Summary: Regular expressions are undoubtedly a useful tool for programs that require complex data processing. This article focuses on how to use regular expressions in the C language to simplify string processing, so that you can gain similar flexibility in data processing as in the Perl language.

C-language Regular expression Regcomp () regexec () RegFree () detailed

Related Article

Contact Us

The content source of this page is from Internet, which doesn't represent Alibaba Cloud's opinion; products and services mentioned on that page don't have any relationship with Alibaba Cloud. If the content of the page makes you feel confusing, please write us an email, we will handle the problem within 5 days after receiving your email.

If you find any instances of plagiarism from the community, please send an email to: info-contact@alibabacloud.com and provide relevant evidence. A staff member will contact you within 5 working days.

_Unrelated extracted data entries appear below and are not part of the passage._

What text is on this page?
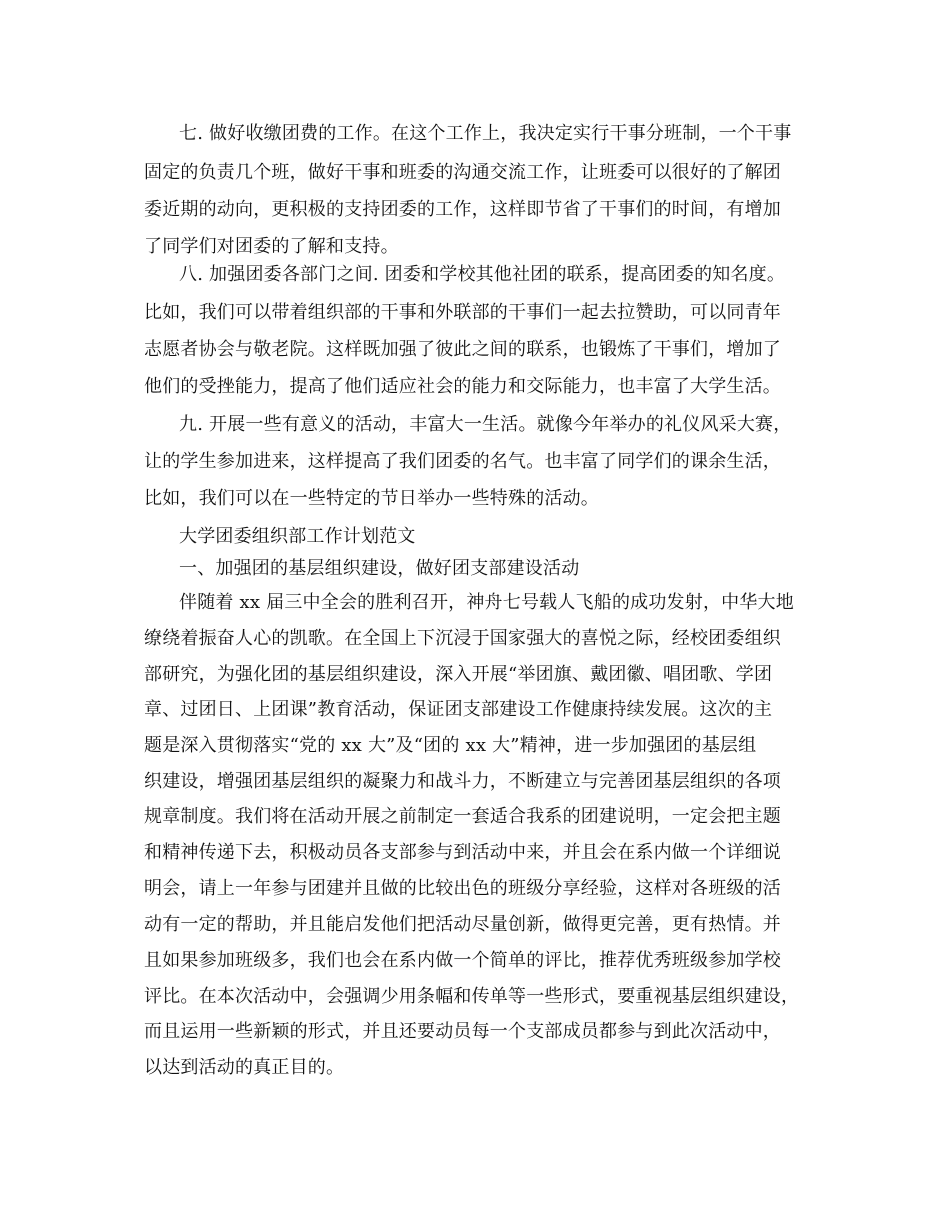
七. 做好收缴团费的工作。在这个工作上，我决定实行干事分班制，一个干事
固定的负责几个班，做好干事和班委的沟通交流工作，让班委可以很好的了解团
委近期的动向，更积极的支持团委的工作，这样即节省了干事们的时间，有增加
了同学们对团委的了解和支持。
八. 加强团委各部门之间. 团委和学校其他社团的联系，提高团委的知名度。
比如，我们可以带着组织部的干事和外联部的干事们一起去拉赞助，可以同青年
志愿者协会与敬老院。这样既加强了彼此之间的联系，也锻炼了干事们，增加了
他们的受挫能力，提高了他们适应社会的能力和交际能力，也丰富了大学生活。
九. 开展一些有意义的活动，丰富大一生活。就像今年举办的礼仪风采大赛，
让的学生参加进来，这样提高了我们团委的名气。也丰富了同学们的课余生活，
比如，我们可以在一些特定的节日举办一些特殊的活动。
大学团委组织部工作计划范文
一、加强团的基层组织建设，做好团支部建设活动
伴随着 xx 届三中全会的胜利召开，神舟七号载人飞船的成功发射，中华大地
缭绕着振奋人心的凯歌。在全国上下沉浸于国家强大的喜悦之际，经校团委组织
部研究，为强化团的基层组织建设，深入开展“举团旗、戴团徽、唱团歌、学团
章、过团日、上团课”教育活动，保证团支部建设工作健康持续发展。这次的主
题是深入贯彻落实“党的 xx 大”及“团的 xx 大”精神，进一步加强团的基层组
织建设，增强团基层组织的凝聚力和战斗力，不断建立与完善团基层组织的各项
规章制度。我们将在活动开展之前制定一套适合我系的团建说明，一定会把主题
和精神传递下去，积极动员各支部参与到活动中来，并且会在系内做一个详细说
明会，请上一年参与团建并且做的比较出色的班级分享经验，这样对各班级的活
动有一定的帮助，并且能启发他们把活动尽量创新，做得更完善，更有热情。并
且如果参加班级多，我们也会在系内做一个简单的评比，推荐优秀班级参加学校
评比。在本次活动中，会强调少用条幅和传单等一些形式，要重视基层组织建设，
而且运用一些新颖的形式，并且还要动员每一个支部成员都参与到此次活动中，
以达到活动的真正目的。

A Free Trial That Lets You Build Big!

Start building with 50+ products and up to 12 months usage for Elastic Compute Service

  • Sales Support

    1 on 1 presale consultation

  • After-Sales Support

    24/7 Technical Support 6 Free Tickets per Quarter Faster Response

  • Alibaba Cloud offers highly flexible support services tailored to meet your exact needs.